All of lore.kernel.org
 help / color / mirror / Atom feed
From: Ira Weiny <ira.weiny@intel.com>
To: Andy Lutomirski <luto@kernel.org>
Cc: Thomas Gleixner <tglx@linutronix.de>,
	Ingo Molnar <mingo@redhat.com>, Borislav Petkov <bp@alien8.de>,
	Peter Zijlstra <peterz@infradead.org>,
	Dave Hansen <dave.hansen@linux.intel.com>,
	X86 ML <x86@kernel.org>, LKML <linux-kernel@vger.kernel.org>,
	Andrew Morton <akpm@linux-foundation.org>,
	Fenghua Yu <fenghua.yu@intel.com>,
	"open list:DOCUMENTATION" <linux-doc@vger.kernel.org>,
	linux-nvdimm <linux-nvdimm@lists.01.org>,
	Linux-MM <linux-mm@kvack.org>,
	"open list:KERNEL SELFTEST FRAMEWORK"
	<linux-kselftest@vger.kernel.org>,
	Greg KH <gregkh@linuxfoundation.org>
Subject: Re: [PATCH V3.1] entry: Pass irqentry_state_t by reference
Date: Tue, 15 Dec 2020 17:32:02 -0800	[thread overview]
Message-ID: <20201216013202.GY1563847@iweiny-DESK2.sc.intel.com> (raw)
In-Reply-To: <CALCETrUHwZPic89oExMMe-WyDY8-O3W68NcZvse3=PGW+iW5=w@mail.gmail.com>

On Fri, Dec 11, 2020 at 02:14:28PM -0800, Andy Lutomirski wrote:
> On Mon, Nov 23, 2020 at 10:10 PM <ira.weiny@intel.com> wrote:
> >
> > From: Ira Weiny <ira.weiny@intel.com>
> >
> > Currently struct irqentry_state_t only contains a single bool value
> > which makes passing it by value is reasonable.  However, future patches
> > add information to this struct.  This includes the PKRS thread state,
> > included in this series, as well as information to store kmap reference
> > tracking and PKS global state outside this series.  In total, we
> > anticipate 2 new 32 bit fields and an integer field to be added to the
> > struct beyond the existing bool value.
> >
> > Adding information to irqentry_state_t makes passing by value less
> > efficient.  Therefore, change the entry/exit calls to pass irq_state by
> > reference in preparation for the changes which follow.
> >
> > While at it, make the code easier to follow by changing all the usage
> > sites to consistently use the variable name 'irq_state'.
> 
> After contemplating this for a bit, I think this isn't really the
> right approach.  It *works*, but we've mostly just created a bit of an
> unfortunate situation.

First off please forgive my ignorance on how this code works.

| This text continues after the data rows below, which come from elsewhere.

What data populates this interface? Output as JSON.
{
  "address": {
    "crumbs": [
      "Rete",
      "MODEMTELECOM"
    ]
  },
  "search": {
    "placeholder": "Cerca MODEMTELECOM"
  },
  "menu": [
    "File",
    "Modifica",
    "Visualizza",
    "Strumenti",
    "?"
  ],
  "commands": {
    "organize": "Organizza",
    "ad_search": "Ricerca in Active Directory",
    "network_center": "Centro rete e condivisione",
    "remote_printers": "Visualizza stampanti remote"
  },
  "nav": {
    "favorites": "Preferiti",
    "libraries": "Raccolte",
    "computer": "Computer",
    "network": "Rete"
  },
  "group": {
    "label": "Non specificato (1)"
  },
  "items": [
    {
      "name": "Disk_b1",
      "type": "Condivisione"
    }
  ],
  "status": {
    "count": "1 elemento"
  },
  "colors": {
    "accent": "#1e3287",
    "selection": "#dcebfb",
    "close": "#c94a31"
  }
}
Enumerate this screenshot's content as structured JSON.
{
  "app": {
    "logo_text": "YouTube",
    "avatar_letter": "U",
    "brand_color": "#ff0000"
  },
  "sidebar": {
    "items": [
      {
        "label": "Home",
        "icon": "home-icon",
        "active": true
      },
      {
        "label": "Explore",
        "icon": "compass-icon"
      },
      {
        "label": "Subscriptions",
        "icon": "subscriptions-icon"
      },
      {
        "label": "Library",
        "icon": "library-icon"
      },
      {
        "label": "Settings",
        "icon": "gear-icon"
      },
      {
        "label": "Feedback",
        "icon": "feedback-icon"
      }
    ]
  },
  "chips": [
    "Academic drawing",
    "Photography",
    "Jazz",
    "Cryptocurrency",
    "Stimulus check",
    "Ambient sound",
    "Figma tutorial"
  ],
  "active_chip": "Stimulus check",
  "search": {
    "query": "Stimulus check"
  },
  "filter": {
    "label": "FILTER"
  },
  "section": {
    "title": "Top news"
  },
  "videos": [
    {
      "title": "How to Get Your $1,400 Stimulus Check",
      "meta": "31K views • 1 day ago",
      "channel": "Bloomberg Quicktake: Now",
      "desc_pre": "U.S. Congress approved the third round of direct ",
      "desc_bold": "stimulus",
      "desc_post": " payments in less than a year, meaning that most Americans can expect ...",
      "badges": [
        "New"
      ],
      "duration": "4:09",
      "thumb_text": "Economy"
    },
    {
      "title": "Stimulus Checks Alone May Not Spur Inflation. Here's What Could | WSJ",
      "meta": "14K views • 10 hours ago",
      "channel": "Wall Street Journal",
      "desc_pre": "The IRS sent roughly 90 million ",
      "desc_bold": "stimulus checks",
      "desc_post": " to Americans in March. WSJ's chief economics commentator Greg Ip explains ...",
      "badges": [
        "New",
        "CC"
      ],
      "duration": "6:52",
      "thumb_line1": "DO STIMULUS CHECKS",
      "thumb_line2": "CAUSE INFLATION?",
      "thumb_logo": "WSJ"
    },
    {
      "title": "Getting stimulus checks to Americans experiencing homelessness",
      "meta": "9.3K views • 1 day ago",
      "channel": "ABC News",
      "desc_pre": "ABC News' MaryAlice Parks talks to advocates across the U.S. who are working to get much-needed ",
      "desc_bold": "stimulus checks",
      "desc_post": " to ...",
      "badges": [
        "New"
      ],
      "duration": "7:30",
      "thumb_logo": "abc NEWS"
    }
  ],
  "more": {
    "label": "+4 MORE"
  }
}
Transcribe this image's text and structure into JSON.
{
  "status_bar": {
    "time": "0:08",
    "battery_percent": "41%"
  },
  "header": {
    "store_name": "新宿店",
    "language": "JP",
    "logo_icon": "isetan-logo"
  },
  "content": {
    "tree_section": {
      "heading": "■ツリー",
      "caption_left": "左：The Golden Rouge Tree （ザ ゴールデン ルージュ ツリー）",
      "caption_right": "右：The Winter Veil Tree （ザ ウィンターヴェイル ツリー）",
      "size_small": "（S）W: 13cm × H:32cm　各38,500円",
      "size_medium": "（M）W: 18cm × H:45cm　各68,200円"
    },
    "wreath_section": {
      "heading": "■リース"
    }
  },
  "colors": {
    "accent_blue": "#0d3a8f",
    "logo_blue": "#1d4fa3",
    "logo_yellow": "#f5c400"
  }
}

> Our stack, on a (possibly nested) entry looks
> like:
> 
> previous frame (or empty if we came from usermode)
> ---
> SS
> RSP
> FLAGS
> CS
> RIP
> rest of pt_regs
> 
> C frame
> 
> irqentry_state_t (maybe -- the compiler is within its rights to play
> almost arbitrary games here)
> 
> more C stuff
> 
> 
> So what we've accomplished is having two distinct arch register
> regions, one called pt_regs and the other stuck in irqentry_state_t.
> This is annoying because it means that, if we want to access this
> thing without passing a pointer around or access it at all from outer
> frames, we need to do something terrible with the unwinder, and we
> don't want to go there.
> 
> So I propose a somewhat different solution: lay out the stack like this.
> 
> SS
> RSP
> FLAGS
> CS
> RIP
> rest of pt_regs
> PKS
> ^^^^^^^^ extended_pt_regs points here
> 
> C frame
> more C stuff
> ...
> 
> IOW we have:
> 
> struct extended_pt_regs {
>   bool rcu_whatever;
>   other generic fields here;
>   struct arch_extended_pt_regs arch_regs;
>   struct pt_regs regs;
> };
> 
> and arch_extended_pt_regs has unsigned long pks;
> 
> and instead of passing a pointer to irqentry_state_t to the generic
> entry/exit code, we just pass a pt_regs pointer.  And we have a little
> accessor like:
> 
> struct extended_pt_regs *extended_regs(struct pt_regs *) { return
> container_of(...); }
> 
> And we tell eBPF that extended_pt_regs is NOT ABI, and we will change
> it whenever we feel like just to keep you on your toes, thank you very
> much.
> 
> Does this seem reasonable?

Conceptually yes.  But I'm failing to see how this implementation can be made
generic for the generic fields.  The pks fields, assuming they stay x86
specific, would be reasonable to add in PUSH_AND_CLEAR_REGS.  But the
rcu/lockdep field is generic.  Wouldn't we have to modify every architecture to
add space for the rcu/lockdep bool?

If not, where is a generic place that could be done?  Basically I'm missing how
the effective stack structure can look like this:

> struct extended_pt_regs {
>   bool rcu_whatever;
>   other generic fields here;
>   struct arch_extended_pt_regs arch_regs;
>   struct pt_regs regs;
> };

It seems more reasonable to make it look like:

#ifdef CONFIG_ARCH_HAS_SUPERVISOR_PKEYS
struct extended_pt_regs {
	unsigned long pkrs;
	struct pt_regs regs;
};
#endif

And leave the rcu/lockdep bool passed by value as before (still in C).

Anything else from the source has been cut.